Вечером сидеть было теплее: земля и вода остывают не сразу. Но было еще скучнее, чем утром. Уныло хныкали в при- топленных кустах лысухи, да урчали отогревшиеся за день лягушки. Эти звуки мешали различить крики далеких гусей, впрочем, подавших голос всего раз или два...
В наступающей темноте снова резко почувствовался холод предстоящей ясной ночи.
На следующее утро давала знать усталость. Неуверенность в успехе тоже не добавляла оптимизма. Зато мороз был поменьше - лед появился только в самых укромных заводях. Утку высадили одну, и сами уселись возле шалаша, не торопясь прятаться в нем.
Все равно ни одной птицы не заметили вокруг.
Вот так всегда и бывает. Именно теперь - и откуда они взялись - два селезня без всяких предварительных заходов прямо со стороны воды налетели на нас, ничего не боясь... Эти оказались удалыми «кавалерами», они шлепнулись на воду метрах в пятидесяти от берега и без задержки поплыли к подсадной - прямо на нас, сидящих совершенно открыто. Правда, мы не шевелились, а солнце еще не взошло...
Стоило сидеть не один час в тесном шалаше, чтобы увидеть не столько самих селезней, сколько их «непринужденные манеры», когда ничто не может остановить уверенно идущих к своей цели удалых кавалеров. Красоту крякового селезня в брачном пере описывали многие-добавлять не буду, все равно это надо видеть самому...
И самому стрелять. Мне не пришлось - стоял не совсем там. Прозвучали два выстрела. Один селезень остался лежать на воде, другой благополучно скрылся...
Нельзя не вспомнить по такому случаю слова известного охотоведа Я. Русанова: «Ну как тут не попасть в спокойно, близко сидящую птицу? А случается это зачастую, т. к. весной, в сумерках, обычная манера выцеливания (мушка на линии, разделяющей мишень и поверхность воды) совершенно себя не оправдывает. Весеннего селезня нужно стрелять в основание шеи, и только в этом случае промахи будут редкостью».
Все произошло слишком быстро, как то, чего ждешь и чему радуешься. Все произошло не совсем так, как мечталось. А о чем мечталось? Ведь не о возе же битой дичи. Конечно, нет. Просто хотелось, чтобы птицы вообще, а не только те, на которых мы охотимся, наполняли воздух вокруг нас зигзагами своих полетов и шумом неисчислимых голосов, как было это во времена Аксакова.
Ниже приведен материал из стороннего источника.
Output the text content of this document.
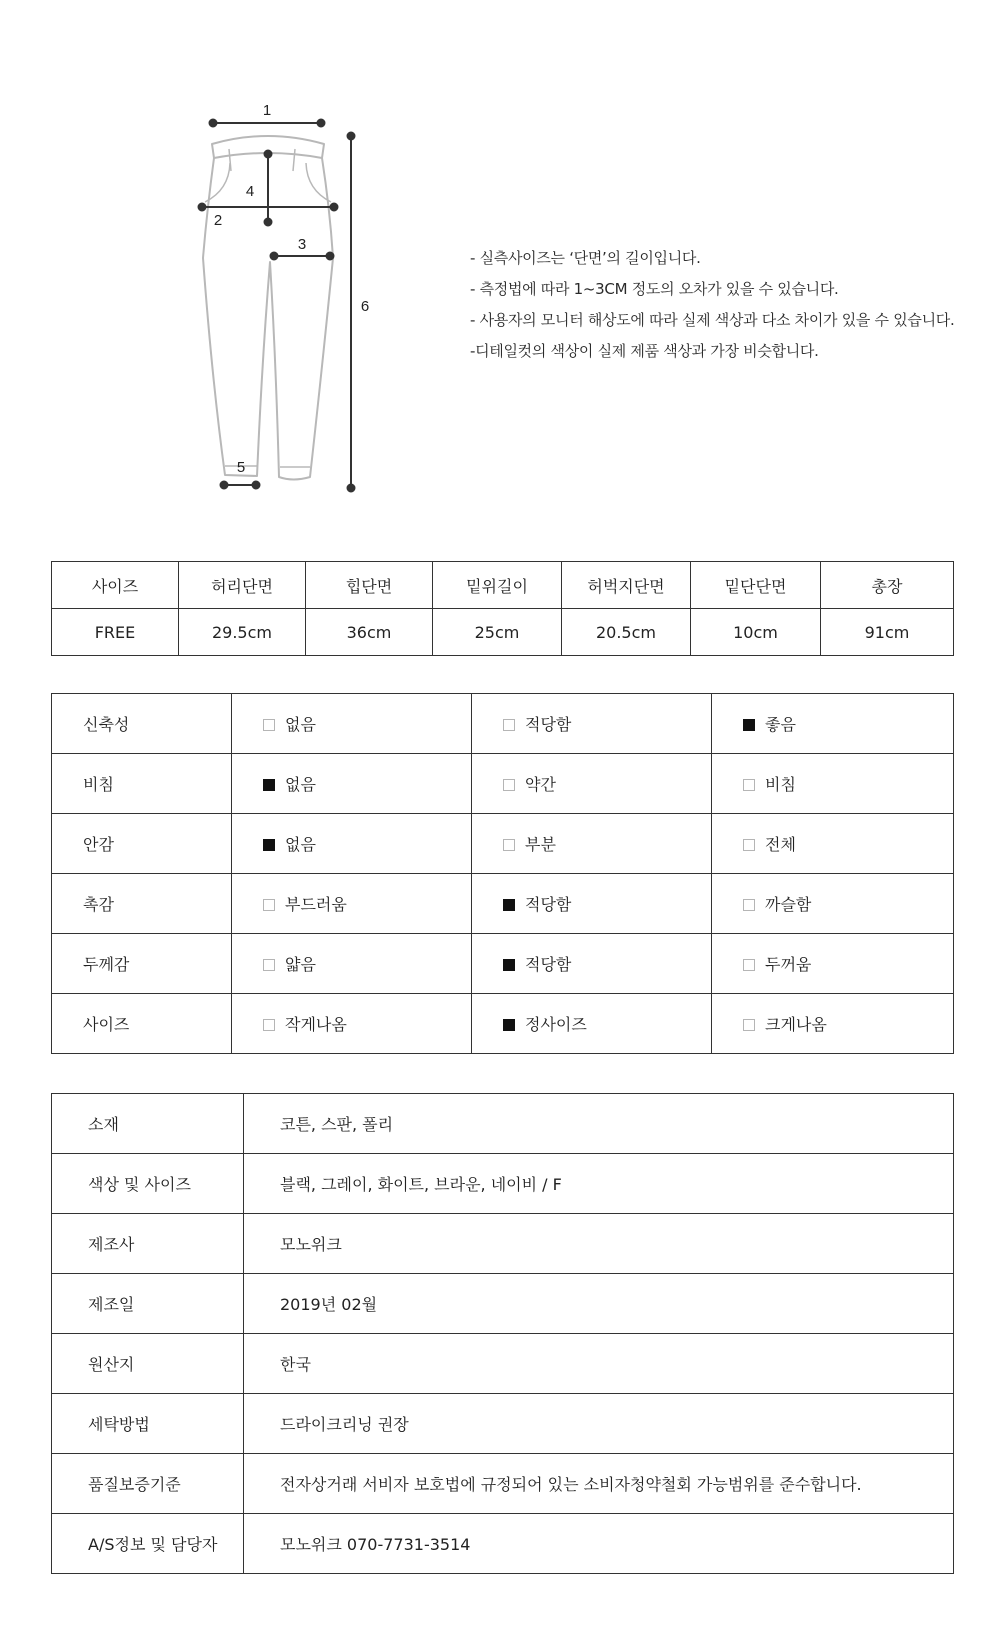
1
2
3
4
5
6
- 실측사이즈는 ‘단면’의 길이입니다.
- 측정법에 따라 1~3CM 정도의 오차가 있을 수 있습니다.
- 사용자의 모니터 해상도에 따라 실제 색상과 다소 차이가 있을 수 있습니다.
-디테일컷의 색상이 실제 제품 색상과 가장 비슷합니다.
사이즈	허리단면	힙단면	밑위길이	허벅지단면	밑단단면	총장
FREE	29.5cm	36cm	25cm	20.5cm	10cm	91cm
신축성	없음	적당함	좋음
비침	없음	약간	비침
안감	없음	부분	전체
촉감	부드러움	적당함	까슬함
두께감	얇음	적당함	두꺼움
사이즈	작게나옴	정사이즈	크게나옴
소재	코튼, 스판, 폴리
색상 및 사이즈	블랙, 그레이, 화이트, 브라운, 네이비 / F
제조사	모노위크
제조일	2019년 02월
원산지	한국
세탁방법	드라이크리닝 권장
품질보증기준	전자상거래 서비자 보호법에 규정되어 있는 소비자청약철회 가능범위를 준수합니다.
A/S정보 및 담당자	모노위크 070-7731-3514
«Птицы бывало такое множество, что все болота, разливы рек, берега прудов, долины и вражки с весенними ручьями, вспаханные поля - бывали покрыты ею. Стон стоял в воздухе (как говорят крестьяне) от разнородного птичьего писка, свиста, крика и от шума их крыльев, во всех направлениях рассекающих воздух; даже ночью, сквозь оконные рамы, не давал он спать горячему охотнику».
Так писал знаменитый охотничий писатель, не подозревая, до чего дойдет этот рост спустя всего лишь каких-то 150 лет. При этом число охотников постоянно уменьшается, да и охотятся они так мало, с такими ограничениями, которые и не снились Аксакову. Но несмотря на все усилия по запретам и охране, положение не улучшается. Птица и зверь не может жить и кормиться на асфальте, которым все больше укрывают землю.
Да, можно разводить кабанов в небольшом лесочке, откармливая их зерном. Да, кряква, в том числе и из окрестностей, приживается в больших городах, где есть вода. Но это не дикий зверь, это не свободная птица. Последних становится все меньше. А то людское население, о росте которого говорил еще Аксаков, из-за которого оголяются берега и мутнеют реки, пытается во всем обвинить самую незначительную свою часть - охотников. Тех, кто больше всего желает сохранить первозданную природу и много усилий прикладывает для этого. Жалкие попытки мнимых ее защитников свалить все с больной головы на здоровую особенно пагубны для природы. Это подтверждают Красные книги, которые становятся все объемнее, но в итоге никого не спасают.